Release: 1.2.0b1 | Release Date: unreleased

SQLAlchemy 1.2 Documentation

Changes and Migration

Project Versions

What’s New in SQLAlchemy 1.2?

About this Document

This document describes changes between SQLAlchemy version 1.1 and SQLAlchemy version 1.2. 1.2 is currently under development and is unreleased.

Introduction

This guide introduces what’s new in SQLAlchemy version 1.2, and also documents changes which affect users migrating their applications from the 1.1 series of SQLAlchemy to 1.2.

Please carefully review the sections on behavioral changes for potentially backwards-incompatible changes in behavior.

Platform Support

Targeting Python 2.7 and Up

SQLAlchemy 1.2 now moves the minimum Python version to 2.7, no longer supporting 2.6. New language features are expected to be merged into the 1.2 series that were not supported in Python 2.6. For Python 3 support, SQLAlchemy is currnetly tested on versions 3.5 and 3.6.

New Features and Improvements - ORM

Support for bulk updates of hybrids, composites

Both hybrid attributes (e.g. sqlalchemy.ext.hybrid) as well as composite attributes (Composite Column Types) now support being used in the SET clause of an UPDATE statement when using Query.update().

For hybrids, simple expressions can be used directly, or the new decorator hybrid_property.update_expression() can be used to break a value into multiple columns/expressions:

class Person(Base):
    # ...

    first_name = Column(String(10))
    last_name = Column(String(10))

    @hybrid.hybrid_property
    def name(self):
        return self.first_name + ' ' + self.last_name

    @name.expression
    def name(cls):
        return func.concat(cls.first_name, ' ', cls.last_name)

    @name.update_expression
    def name(cls, value):
        f, l = value.split(' ', 1)
        return [(cls.first_name, f), (cls.last_name, l)]

Above, an UPDATE can be rendered using:

session.query(Person).filter(Person.id == 5).update(
    {Person.name: "Dr. No"})

Similar functionality is available for composites, where composite values will be broken out into their individual columns for bulk UPDATE:

session.query(Vertex).update({Edge.start: Point(3, 4)})

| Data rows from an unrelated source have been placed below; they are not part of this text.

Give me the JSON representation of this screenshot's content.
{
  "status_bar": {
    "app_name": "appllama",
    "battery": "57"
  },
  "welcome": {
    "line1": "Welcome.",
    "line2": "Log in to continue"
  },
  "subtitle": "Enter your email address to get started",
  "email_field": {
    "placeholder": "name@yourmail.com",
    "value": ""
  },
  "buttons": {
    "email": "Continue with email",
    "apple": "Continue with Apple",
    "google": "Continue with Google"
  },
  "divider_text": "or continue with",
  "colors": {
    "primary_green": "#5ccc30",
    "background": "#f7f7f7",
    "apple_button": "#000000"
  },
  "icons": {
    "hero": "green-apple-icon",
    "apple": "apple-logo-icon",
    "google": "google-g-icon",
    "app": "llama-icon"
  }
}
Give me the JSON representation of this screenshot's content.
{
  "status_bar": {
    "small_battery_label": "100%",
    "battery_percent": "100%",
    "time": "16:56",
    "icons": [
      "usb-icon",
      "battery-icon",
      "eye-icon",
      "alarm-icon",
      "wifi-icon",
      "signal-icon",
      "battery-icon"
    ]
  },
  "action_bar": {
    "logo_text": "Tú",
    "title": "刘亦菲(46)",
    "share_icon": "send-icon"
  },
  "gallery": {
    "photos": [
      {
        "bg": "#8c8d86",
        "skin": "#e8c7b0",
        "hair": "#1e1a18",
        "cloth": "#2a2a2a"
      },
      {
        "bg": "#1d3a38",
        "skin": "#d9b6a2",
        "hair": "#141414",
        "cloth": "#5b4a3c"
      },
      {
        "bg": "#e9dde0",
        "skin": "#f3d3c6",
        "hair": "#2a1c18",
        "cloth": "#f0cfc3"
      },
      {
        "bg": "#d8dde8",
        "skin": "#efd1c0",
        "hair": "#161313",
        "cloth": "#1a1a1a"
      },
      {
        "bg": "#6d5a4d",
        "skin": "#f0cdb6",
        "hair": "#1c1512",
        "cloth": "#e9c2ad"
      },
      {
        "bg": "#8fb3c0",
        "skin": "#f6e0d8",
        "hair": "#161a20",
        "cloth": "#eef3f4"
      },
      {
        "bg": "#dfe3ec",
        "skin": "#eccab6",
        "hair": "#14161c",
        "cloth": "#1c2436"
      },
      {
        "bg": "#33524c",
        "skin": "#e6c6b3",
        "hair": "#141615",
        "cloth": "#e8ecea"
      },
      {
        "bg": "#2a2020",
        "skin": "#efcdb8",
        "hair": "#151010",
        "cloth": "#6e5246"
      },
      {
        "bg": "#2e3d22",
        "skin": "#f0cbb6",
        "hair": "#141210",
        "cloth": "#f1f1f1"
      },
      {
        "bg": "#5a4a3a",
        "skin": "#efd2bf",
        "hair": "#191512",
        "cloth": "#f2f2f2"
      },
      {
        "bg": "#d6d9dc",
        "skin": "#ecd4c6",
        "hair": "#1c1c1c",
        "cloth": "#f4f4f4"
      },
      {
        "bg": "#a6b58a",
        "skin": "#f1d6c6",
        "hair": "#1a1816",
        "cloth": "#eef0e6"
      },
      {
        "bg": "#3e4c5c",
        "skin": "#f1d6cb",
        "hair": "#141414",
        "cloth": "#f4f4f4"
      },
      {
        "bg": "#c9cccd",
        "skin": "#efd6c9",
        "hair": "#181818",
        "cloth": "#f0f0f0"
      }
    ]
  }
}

A @validates method receives all values on bulk-collection set before comparison

A method that uses @validates will now receive all members of a collection during a “bulk set” operation, before comparison is applied against the existing collection.

Given a mapping as:

class A(Base):
    __tablename__ = 'a'
    id = Column(Integer, primary_key=True)
    bs = relationship("B")

    @validates('bs')
    def convert_dict_to_b(self, key, value):
        return B(data=value['data'])

class B(Base):
    __tablename__ = 'b'
    id = Column(Integer, primary_key=True)
    a_id = Column(ForeignKey('a.id'))
    data = Column(String)

Above, we could use the validator as follows, to convert from an incoming dictionary to an instance of B upon collection append:

a1 = A()
a1.bs.append({"data": "b1"})

However, a collection assignment would fail, since the ORM would assume incoming objects are already instances of B as it attempts to compare them to the existing members of the collection, before doing collection appends which actually invoke the validator. This would make it impossible for bulk set operations to accomodate non-ORM objects like dictionaries that needed up-front modification:

a1 = A()
a1.bs = [{"data": "b1"}]

The new logic uses the new AttributeEvents.bulk_replace() event to ensure that all values are sent to the @validates function up front.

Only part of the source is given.